The Willamette Valley is one of the best places in the world for growing and supplying specialty seed. Canola easily cross-pollinates with other brassicas, putting the genetic integrity of these crop relatives at risk.
Here’s what’s going on:
The Oregon Department of Agriculture filed a permanent rule at the same time as the temporary rule. The permanent rule making process allows for public comment (unlike the temporary rule) and comments are what we need, as the proposal mirrors the problematic temporary rule. A current canola exclusion zone would be changed to allow canola (including genetically engineered canola) to be grown in the valley unchecked. Read the rule here.
Here’s what you can do:
1. Friends of Family Farmers is circulating a petition that will be delivered to the Oregon Department of Agriculture Director Katy Coba and the Governor during the public hearing on September 28, 2012. Sign the petition here.

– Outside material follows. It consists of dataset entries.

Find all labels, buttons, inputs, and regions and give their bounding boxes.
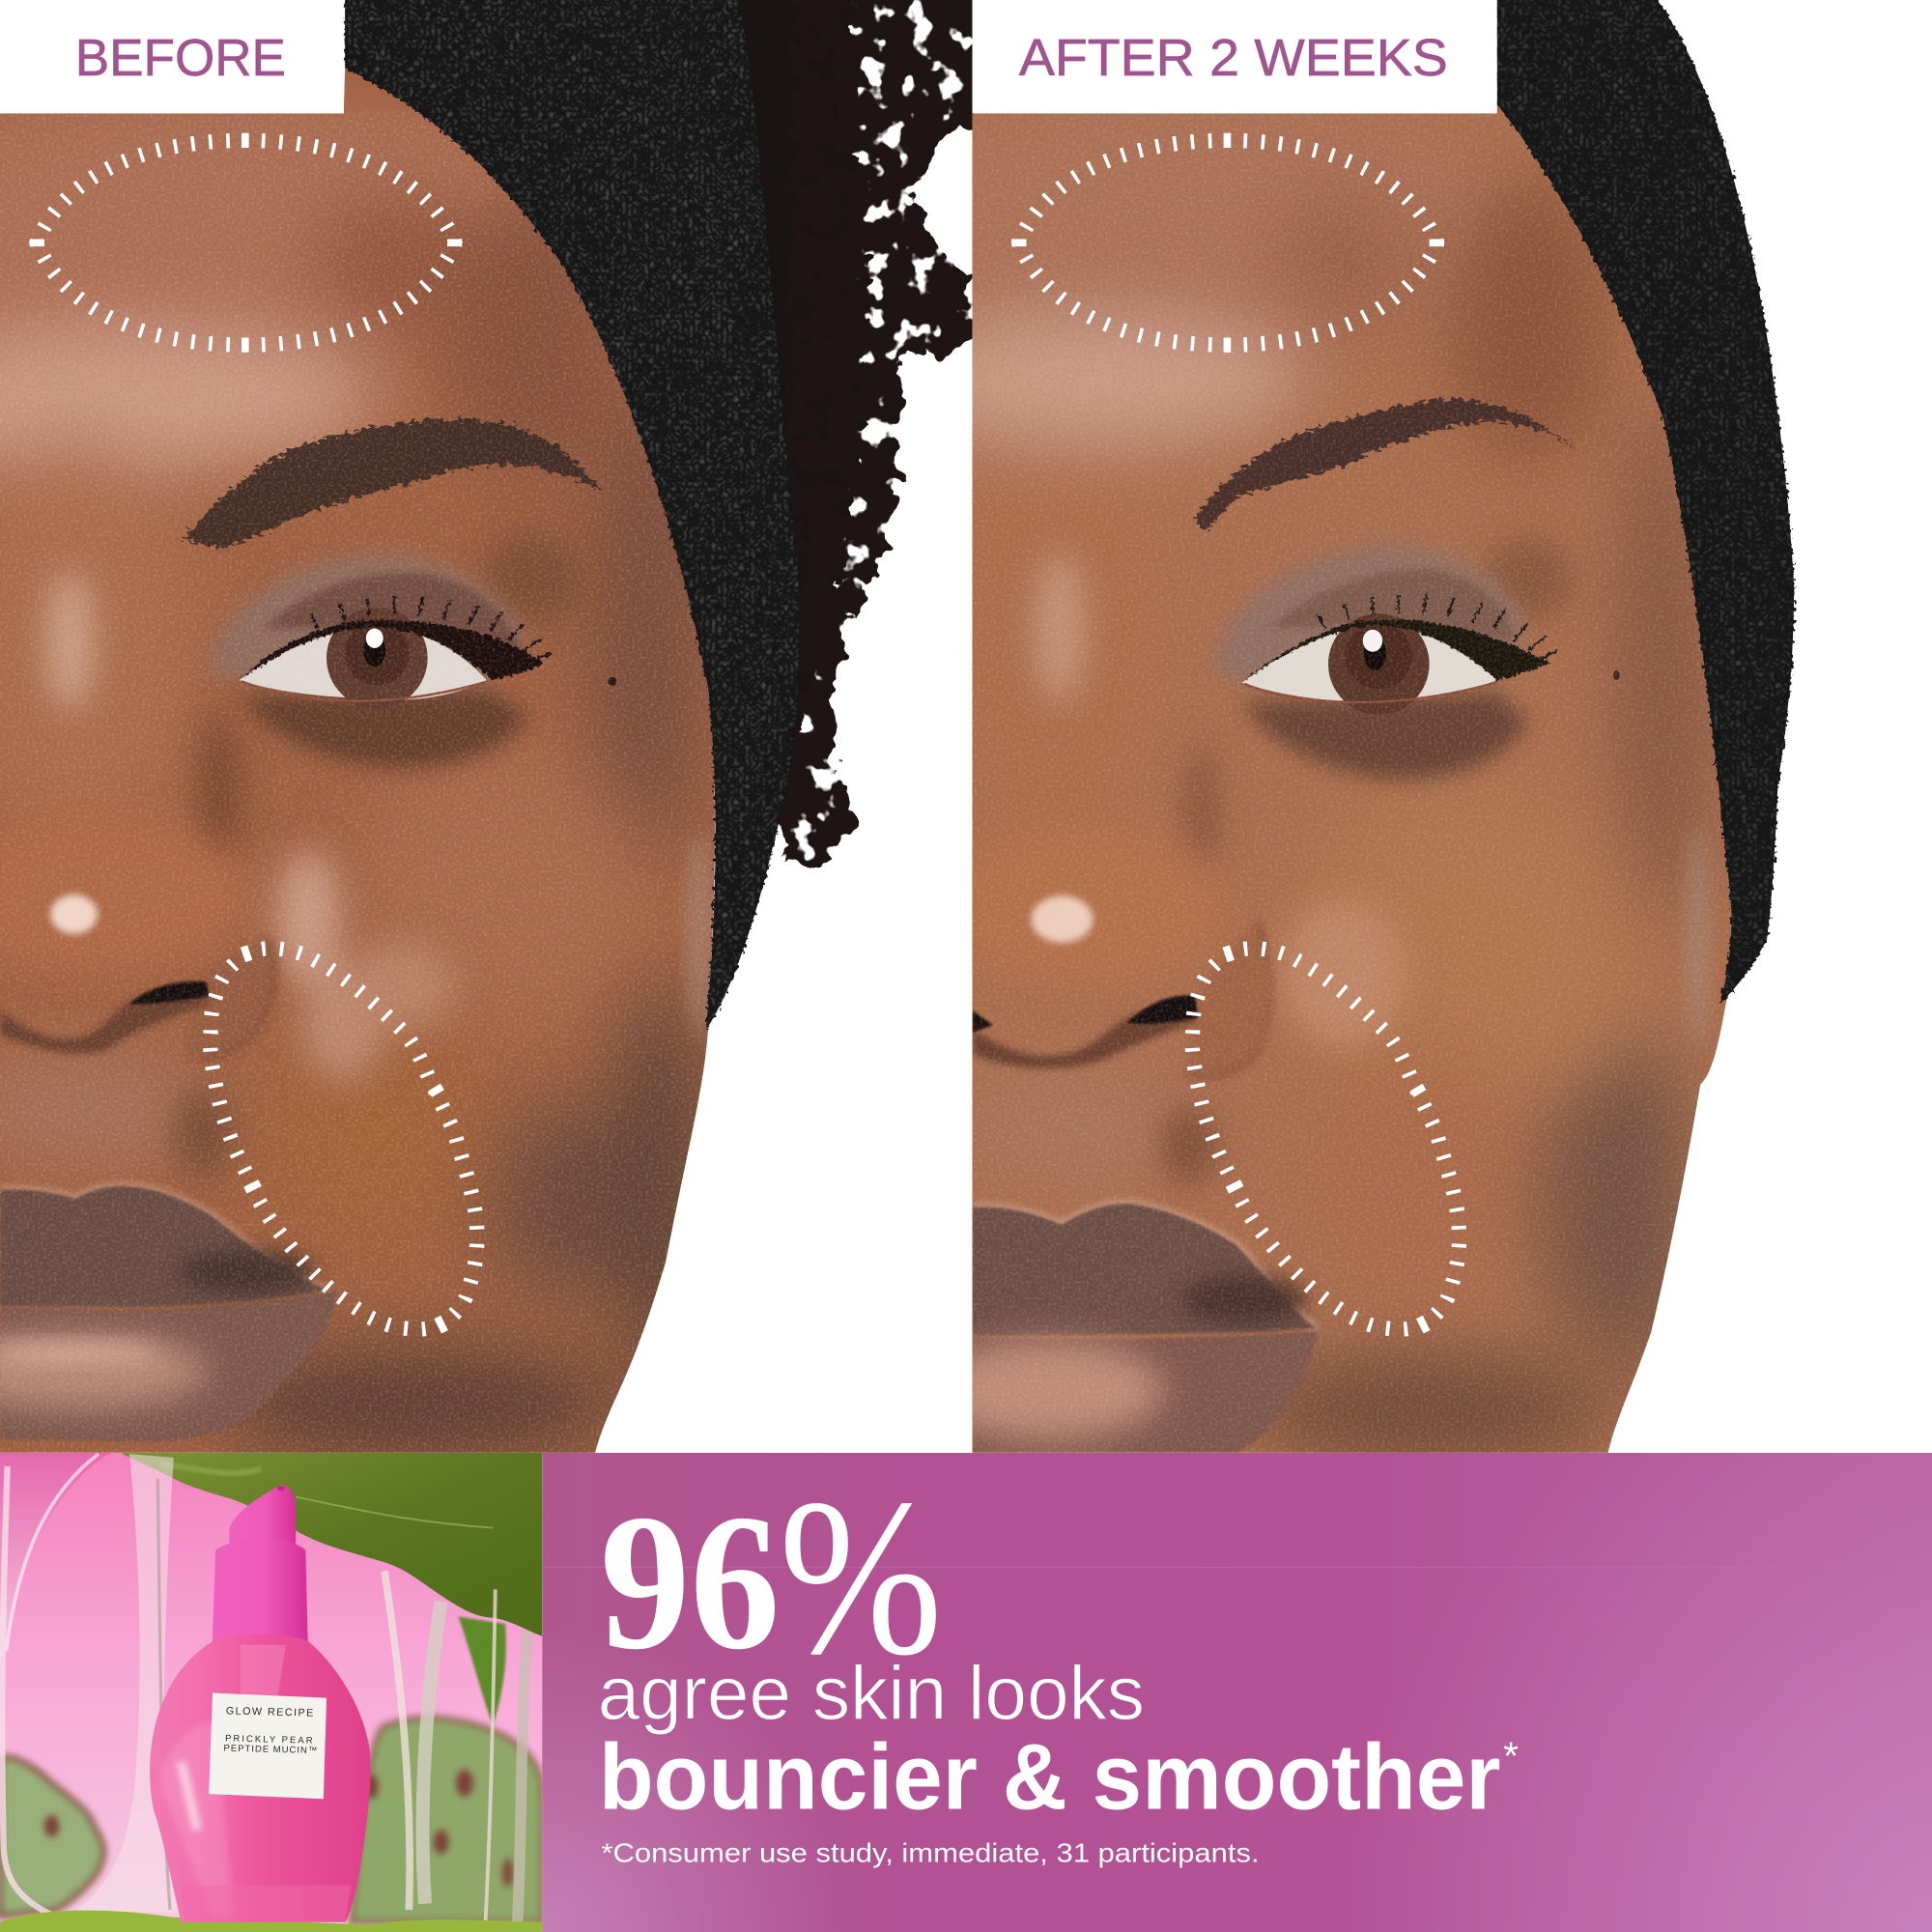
- nose: [0, 895, 278, 1062]
- subheading: bouncier and smoother: *: [1503, 1734, 1519, 1778]
- product label: GLOW RECIPE: [226, 1705, 313, 1719]
- cactus pads: [0, 1718, 542, 1922]
- subheading: bouncier and smoother: bouncier & smoother: [599, 1723, 1501, 1829]
- label: after 2 weeks: AFTER 2 WEEKS: [1019, 29, 1448, 87]
- slime strands: [0, 1453, 527, 1922]
- panel: before photo: [0, 0, 985, 1460]
- headband: [1491, 0, 1811, 1023]
- eye: [183, 418, 616, 768]
- bottle: [150, 1485, 370, 1922]
- forehead marker dashed outline: [30, 133, 462, 353]
- headband: [332, 0, 826, 1035]
- label: after 2 weeks: [972, 0, 1497, 113]
- subheading: agree skin looks: agree skin looks: [598, 1649, 1145, 1735]
- heading: 96%: %: [779, 1453, 943, 1701]
- product label: PRICKLY PEAR: [225, 1733, 313, 1747]
- lips: [0, 1186, 337, 1441]
- eye: [1195, 399, 1620, 780]
- face skin: [0, 49, 739, 1460]
- lips: [930, 1204, 1318, 1453]
- panel: after photo: [972, 0, 1797, 1453]
- cactus leaf top: [122, 1453, 542, 1725]
- curly hair: [666, 0, 985, 873]
- label: before: BEFORE: [75, 29, 286, 87]
- cheek marker dashed outline: [1192, 947, 1460, 1332]
- cheek marker dashed outline: [211, 947, 477, 1332]
- ground slime: [0, 1911, 542, 1932]
- panel: stat: [542, 1453, 1932, 1932]
- product label: [209, 1693, 327, 1799]
- heading: 96%: [600, 1453, 943, 1701]
- nose: [972, 895, 1270, 1077]
- product label: PEPTIDE MUCIN™: [223, 1744, 318, 1756]
- heading: 96%: 96: [600, 1473, 780, 1690]
- face skin: [838, 93, 1761, 1466]
- panel: product photo: [0, 1453, 542, 1932]
- label: before: [0, 0, 344, 113]
- footnote: *Consumer use study, immediate, 31 participants.: [601, 1837, 1260, 1867]
- forehead marker dashed outline: [1011, 133, 1444, 353]
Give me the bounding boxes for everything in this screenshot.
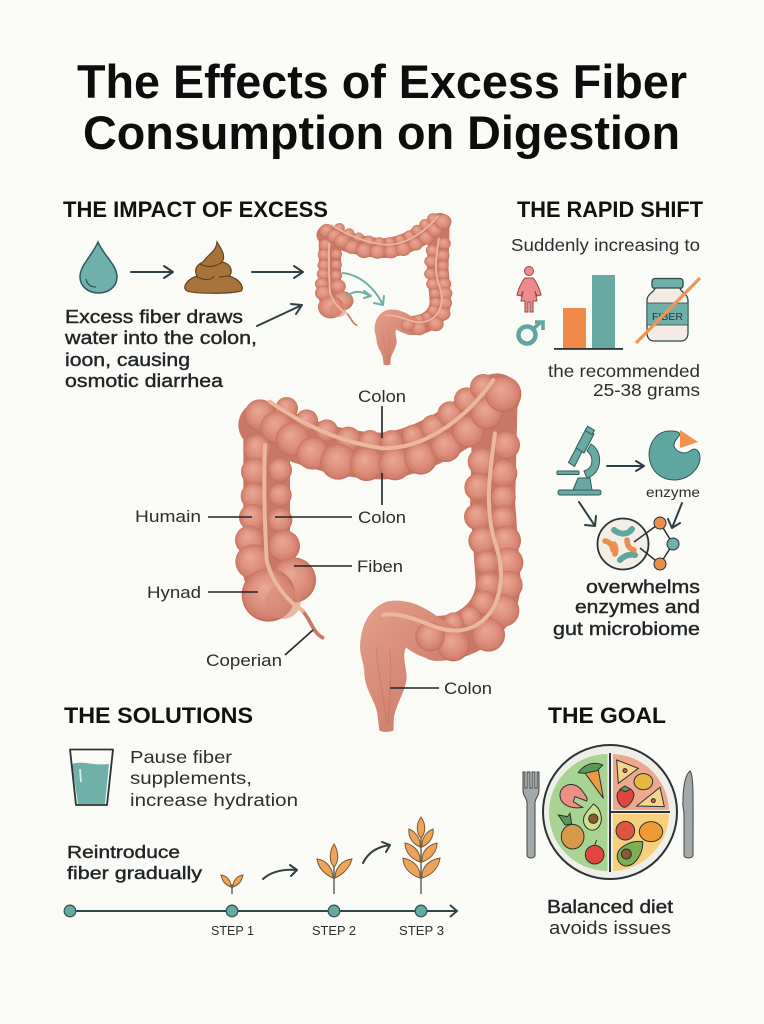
food: pizza slice two xyxy=(637,787,664,807)
text: reintroduce fiber: Reintroduce xyxy=(67,842,180,862)
text: recommended grams: the recommended xyxy=(548,361,700,381)
text: reintroduce fiber: fiber gradually xyxy=(67,863,202,883)
plate section: vegetables and protein xyxy=(549,754,608,871)
text: overwhelms enzymes: overwhelms xyxy=(586,576,700,597)
food: avocado xyxy=(617,841,643,866)
text: pause fiber supplements: supplements, xyxy=(130,768,252,788)
arrow: step 1 to step 2 xyxy=(263,865,297,879)
food: carrot xyxy=(578,763,603,798)
title xyxy=(77,55,687,159)
food: pizza slice xyxy=(617,760,638,783)
icon: enzyme xyxy=(649,430,700,480)
heading: the impact of excess: THE IMPACT OF EXCESS xyxy=(63,197,328,222)
food: strawberry xyxy=(617,786,634,807)
panel: enzyme and microbiome xyxy=(553,426,700,639)
text: excess fiber explanation: osmotic diarrhea xyxy=(65,370,224,391)
food: avocado half xyxy=(584,804,601,830)
timeline xyxy=(64,905,457,938)
food: tomato xyxy=(616,821,635,840)
label: hynad: Hynad xyxy=(147,583,201,602)
label: fiben: Fiben xyxy=(357,557,403,576)
heading: the rapid shift: THE RAPID SHIFT xyxy=(517,197,704,222)
label: colon middle xyxy=(275,473,406,527)
text: recommended grams: 25-38 grams xyxy=(593,380,700,400)
icon: fork xyxy=(523,772,539,858)
label: colon lower: Colon xyxy=(444,679,492,698)
food: pineapple xyxy=(558,813,584,849)
label: coperian xyxy=(206,630,313,670)
text: balanced diet: Balanced diet xyxy=(547,896,673,917)
timeline: STEP 3 xyxy=(399,924,444,938)
icon: gut microbiome xyxy=(598,517,679,570)
label: colon lower xyxy=(390,679,492,698)
icon: sprout xyxy=(221,875,243,894)
text: excess fiber explanation: ioon, causing xyxy=(65,349,190,370)
icon: balanced plate xyxy=(543,745,677,879)
icon: microscope xyxy=(557,426,601,495)
text: recommended grams xyxy=(548,361,700,400)
arrow: text to colon xyxy=(257,304,302,326)
icon: crossed-out fiber jar xyxy=(636,278,700,343)
timeline: STEP 1 xyxy=(211,924,254,938)
icon: water drop xyxy=(80,242,117,293)
icon: stool xyxy=(185,242,242,293)
text: overwhelms enzymes xyxy=(553,576,700,639)
text: pause fiber supplements: Pause fiber xyxy=(130,747,232,767)
arrow: stool to colon xyxy=(252,266,303,278)
food: apple xyxy=(585,840,604,864)
text: excess fiber explanation xyxy=(64,306,257,391)
label: coperian: Coperian xyxy=(206,651,282,670)
label: humain xyxy=(135,507,252,526)
arrow: microscope to microbiome xyxy=(579,502,596,526)
text: excess fiber explanation: Excess fiber draws xyxy=(65,306,243,327)
text: pause fiber supplements xyxy=(130,747,298,810)
text: pause fiber supplements: increase hydration xyxy=(130,790,298,810)
label: fiben xyxy=(294,557,403,576)
icon: female figure xyxy=(517,266,541,312)
icon: glass of water xyxy=(70,750,113,805)
title: The Effects of Excess Fiber xyxy=(77,55,687,108)
icon: young plant xyxy=(317,844,352,894)
text: suddenly increasing: Suddenly increasing to xyxy=(511,235,700,255)
text: overwhelms enzymes: enzymes and xyxy=(575,596,700,617)
plate section: fruit xyxy=(613,814,669,871)
label: colon top xyxy=(358,387,406,438)
panel: the rapid shift xyxy=(511,197,704,400)
arrow: step 2 to step 3 xyxy=(363,842,390,863)
small colon illustration xyxy=(315,213,452,365)
text: balanced diet xyxy=(547,896,673,938)
large colon diagram xyxy=(135,374,523,732)
icon: male symbol xyxy=(518,322,543,344)
food: lemon xyxy=(634,774,653,790)
panel: the goal xyxy=(523,703,693,938)
title: Consumption on Digestion xyxy=(83,106,680,159)
bar chart xyxy=(554,275,623,350)
text: overwhelms enzymes: gut microbiome xyxy=(553,618,700,639)
food: orange xyxy=(639,822,663,842)
arrow: enzyme to microbiome xyxy=(668,503,682,528)
label: colon top: Colon xyxy=(358,387,406,406)
plate section: grains xyxy=(613,754,669,810)
label: colon middle: Colon xyxy=(358,508,406,527)
icon: knife xyxy=(683,771,693,858)
arrow: drop to stool xyxy=(131,266,173,278)
label: hynad xyxy=(147,583,258,602)
icon: crossed-out fiber jar: FIBER xyxy=(652,311,683,323)
food: salmon xyxy=(560,785,587,808)
timeline: STEP 2 xyxy=(312,924,356,938)
text: excess fiber explanation: water into the colon, xyxy=(64,327,257,348)
arrows: water into colon xyxy=(343,273,384,305)
panel: the solutions xyxy=(64,703,457,938)
label: humain: Humain xyxy=(135,507,201,526)
icon: mature grain xyxy=(403,817,440,894)
panel: the impact of excess xyxy=(63,197,452,391)
heading: the solutions: THE SOLUTIONS xyxy=(64,703,253,728)
arrow: microscope to enzyme xyxy=(607,461,644,471)
heading: the goal: THE GOAL xyxy=(548,703,666,728)
label: enzyme: enzyme xyxy=(646,485,700,500)
text: balanced diet: avoids issues xyxy=(549,918,671,938)
text: reintroduce fiber xyxy=(67,842,202,883)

2. Attend the public hearing on September 28, 2012, in Salem, Oregon. If you are an affected stakeholder and/or expert, please provide comments at this hearing and encourage other stakeholders (seed producers, farm organizations, seed companies, and others) to do the same. The hearing is at 9 am at the Oregon State Fairgrounds. More details here.
3. Can’t make the hearing? You can provide comments through October 5, 2012, in response to the proposed rule via email or postal mail:
Canola Hearings Officer
Oregon Department of Agriculture
635 Capitol St. NE
Salem, OR 97301-2532
OSA’s letter to the Oregon Department of Agriculture (August 2012)
OSA’s position in support of canola exclusion zones (February 2007)
Why the rule is flawed (by Friends of Family Farmers)
– The proposed new boundaries allow canola production where 16% of known specialty seed producers operate, and up to 1.7 million acres where specialty seed could potentially be grown.
– The proposed rule does not establish isolation zones to protect brassica seed operations in the area of the Willamette Valley that is opened to canola production.
– The proposed rule requires ALL brassica growers, fresh market broccoli growers, as well as canola growers and specialty seed growers, to mark their plantings on a map. This map is owned and operated by a private organization, over which ODA holds no authority.
– There are no consequences for canola and brassica growers who do not mark their plantings on the map. It is a voluntary system.
– ALL brassica growers, including organic fresh market growers, must “treat” their seed with a fungicide. Such “treatment” is not permitted in organic certification rules. This would make it impossible for growers in this protected area to raise organic brassica crops.